Rudolf Strohmeier, deputy head of the Commission’s scientific research department, said that having EU-funded engines inserted into warplanes is “something which you can’t really exclude from the outset” as such engines are “easily switched over” from civilian to military aircraft.
“If a military airplane uses this type of technology, then it will be greener,” he said. “But to my knowledge, this (potential military applications) is definitely not the objective.”
The participation of Israel Aerospace Industries (IAI) in the project has drawn criticism from some human rights advocates. This firm supplied many of the weapons used by Israel in its attacks on Gaza during late 2008 and early 2009. Even though it is not a fully-fledged member of the EU, Israel is a participant in its scientific research programme and has proven more adept at drawing down grants than most of the Union’s own states.
An EU official, speaking on condition of anonymity, said that Israeli firms had recently asked the Commission to support a project explicitly focused on military aircraft but the request was turned down. While the source said that the EU’s research activities are nominally civilian, no guarantees can be given that their fruits will not have military applications. “The Israelis don’t play by the same rules as everybody else,” the source added.
Frank Slijper from the Dutch Campaign Against the Arms Trade said: “It is beyond my comprehension how Israeli arms companies get Brussels money for their research. This really is a very weird situation. As far as I know, IAI does very little civilian business, it is just an arms company. IAI has made a clear and direct contribution in the Middle East conflict against the Palestinians and the Lebanese.”

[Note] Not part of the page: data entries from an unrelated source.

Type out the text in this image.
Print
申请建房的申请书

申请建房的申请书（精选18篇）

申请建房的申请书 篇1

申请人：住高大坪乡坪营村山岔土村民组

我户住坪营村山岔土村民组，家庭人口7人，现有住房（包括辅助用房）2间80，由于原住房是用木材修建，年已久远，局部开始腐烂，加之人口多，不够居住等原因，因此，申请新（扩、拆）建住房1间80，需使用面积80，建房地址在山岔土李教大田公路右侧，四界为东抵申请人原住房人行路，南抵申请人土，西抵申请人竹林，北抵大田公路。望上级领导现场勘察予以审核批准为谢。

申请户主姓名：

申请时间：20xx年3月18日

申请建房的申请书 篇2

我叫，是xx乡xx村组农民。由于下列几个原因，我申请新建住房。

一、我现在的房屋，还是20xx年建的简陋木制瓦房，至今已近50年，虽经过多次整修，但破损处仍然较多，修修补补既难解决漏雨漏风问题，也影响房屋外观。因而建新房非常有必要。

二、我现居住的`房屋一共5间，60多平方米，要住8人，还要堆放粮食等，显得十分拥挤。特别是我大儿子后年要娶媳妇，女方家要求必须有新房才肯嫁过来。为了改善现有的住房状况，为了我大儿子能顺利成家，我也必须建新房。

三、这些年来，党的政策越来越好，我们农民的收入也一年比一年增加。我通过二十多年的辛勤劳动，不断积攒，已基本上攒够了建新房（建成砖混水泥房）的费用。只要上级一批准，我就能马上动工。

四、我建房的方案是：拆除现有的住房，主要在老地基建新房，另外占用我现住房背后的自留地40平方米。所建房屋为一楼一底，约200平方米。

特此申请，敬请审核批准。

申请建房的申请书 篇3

As well as lowering their emissions of climate-changing gases, Clean Sky’s goals include the introduction of aircraft that consume less fuel and are less noisy. A project of this nature is bound to prove enticing for arms companies, Slijper added. “Mostly, they say it works the other way around: subsidies that go into European military aircraft research have a spin-off effect for civilian aircraft research work. But this could be an example where subsidies for environmental flying ultimately also benefit the military. The more silent aircraft are, the closer they can get to where they can pick their targets to bomb before anyone might notice.”
Eric Dautriat, who directs the team overseeing the implementation of Clean Sky, said “I don’t see what the problem is” with involving arms manufacturers, who will have “the same rules of participation” as the other firms and research institutes involved.

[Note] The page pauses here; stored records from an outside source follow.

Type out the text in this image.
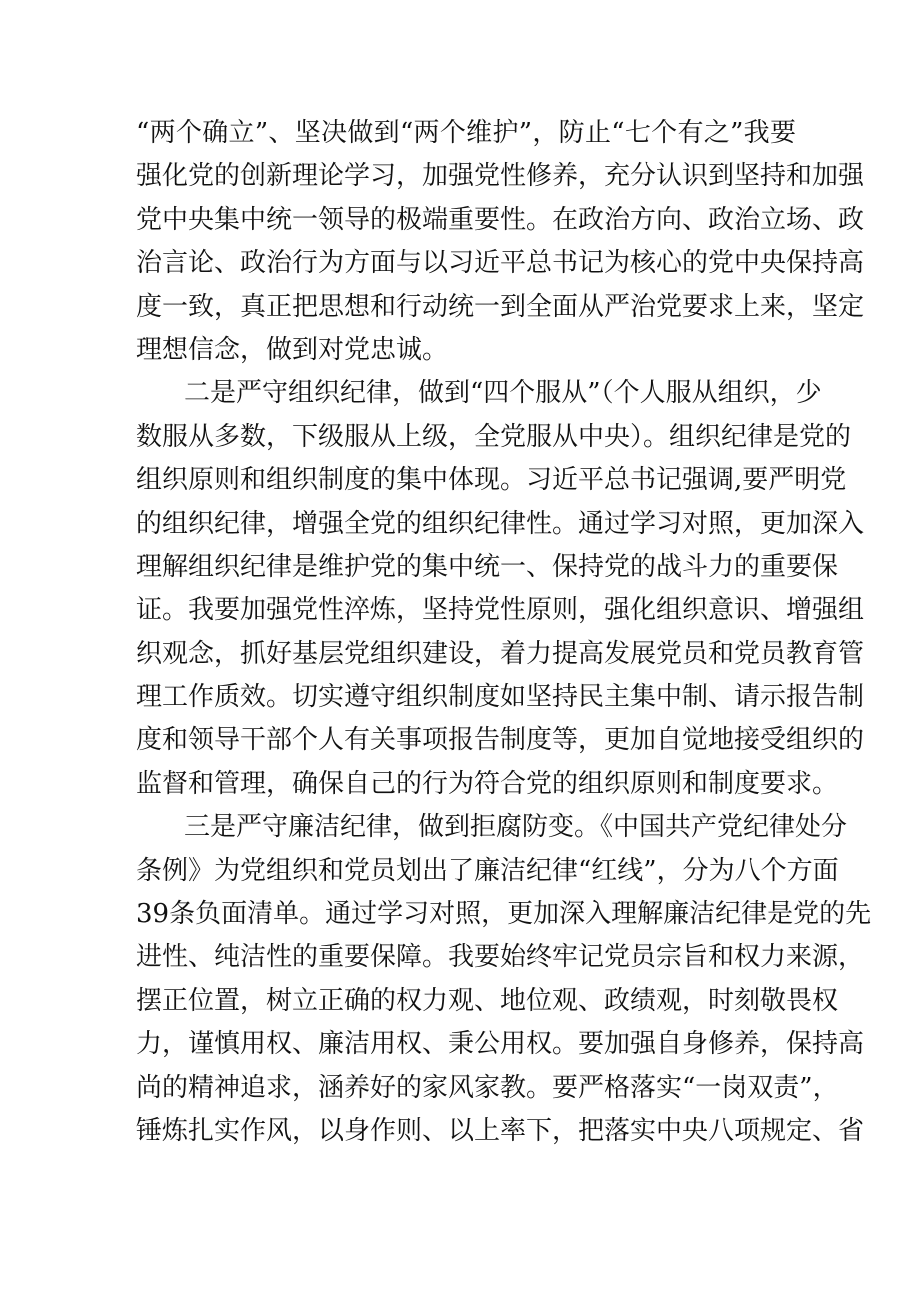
“两个确立”、坚决做到“两个维护”，防止“七个有之”我要
强化党的创新理论学习，加强党性修养，充分认识到坚持和加强
党中央集中统一领导的极端重要性。在政治方向、政治立场、政
治言论、政治行为方面与以习近平总书记为核心的党中央保持高
度一致，真正把思想和行动统一到全面从严治党要求上来，坚定
理想信念，做到对党忠诚。
二是严守组织纪律，做到“四个服从”（个人服从组织，少
数服从多数，下级服从上级，全党服从中央）。组织纪律是党的
组织原则和组织制度的集中体现。习近平总书记强调,要严明党
的组织纪律，增强全党的组织纪律性。通过学习对照，更加深入
理解组织纪律是维护党的集中统一、保持党的战斗力的重要保
证。我要加强党性淬炼，坚持党性原则，强化组织意识、增强组
织观念，抓好基层党组织建设，着力提高发展党员和党员教育管
理工作质效。切实遵守组织制度如坚持民主集中制、请示报告制
度和领导干部个人有关事项报告制度等，更加自觉地接受组织的
监督和管理，确保自己的行为符合党的组织原则和制度要求。
三是严守廉洁纪律，做到拒腐防变。《中国共产党纪律处分
条例》为党组织和党员划出了廉洁纪律“红线”，分为八个方面
39条负面清单。通过学习对照，更加深入理解廉洁纪律是党的先
进性、纯洁性的重要保障。我要始终牢记党员宗旨和权力来源，
摆正位置，树立正确的权力观、地位观、政绩观，时刻敬畏权
力，谨慎用权、廉洁用权、秉公用权。要加强自身修养，保持高
尚的精神追求，涵养好的家风家教。要严格落实“一岗双责”，
锤炼扎实作风，以身作则、以上率下，把落实中央八项规定、省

Due to be completed in 2017, Clean Sky is one of the largest research projects ever financed by the EU. Gareth Williams, a representative of Airbus, the French aviation firm, said that air traffic tends to double every 15 years and is likely to double once more in the coming 15 years. “With this growth in the sector, we must address the issues around emissions,” he told a conference held in Brussels on June 18.
Aviation accounts for about 5 percent of all releases of climate-changing gases into the atmosphere, with some studies predicting that the environmental impact of flying will be three to four times greater than in 2000 by the middle of this century. Unlike most other industries, aviation has still not been brought within the scope of an international emissions control agreement.
Jos Dings, director of the campaign group Transport and Environment, questioned why the aviation industry is being lavished with subsidies under Clean Sky, when it has been highly cosseted by EU governments for decades. “The aviation sector already enjoys more than enough subsidies,” he said. “There is no VAT (value added tax) on an airline ticket and it is the only mode of transport where there is no fuel tax. I am deeply annoyed about the attitude of the sector. When it comes to subsidy programmes, the industry is always very optimistic about bringing down emissions. But when it comes to other measures like a fuel tax, they are always saying that absolutely nothing will bring down emissions so ‘stop thinking about applying legal measures to us’.”
Because scientists believe that greenhouse gases released at high altitude have a more pronounced effect on the climate than those released at ground level, aviation is considered the most environmentally damaging form of transport. “If we want to decarbonise our economy, aviation really should be one of the first thing we should start to tackle,” Dings added. “In these times of austerity, it is absolutely untenable and irresponsible that we keep holding onto all tax exemptions that the sector is enjoying. Tackling these exemptions would be one of the fairest ways for any austerity package to start.”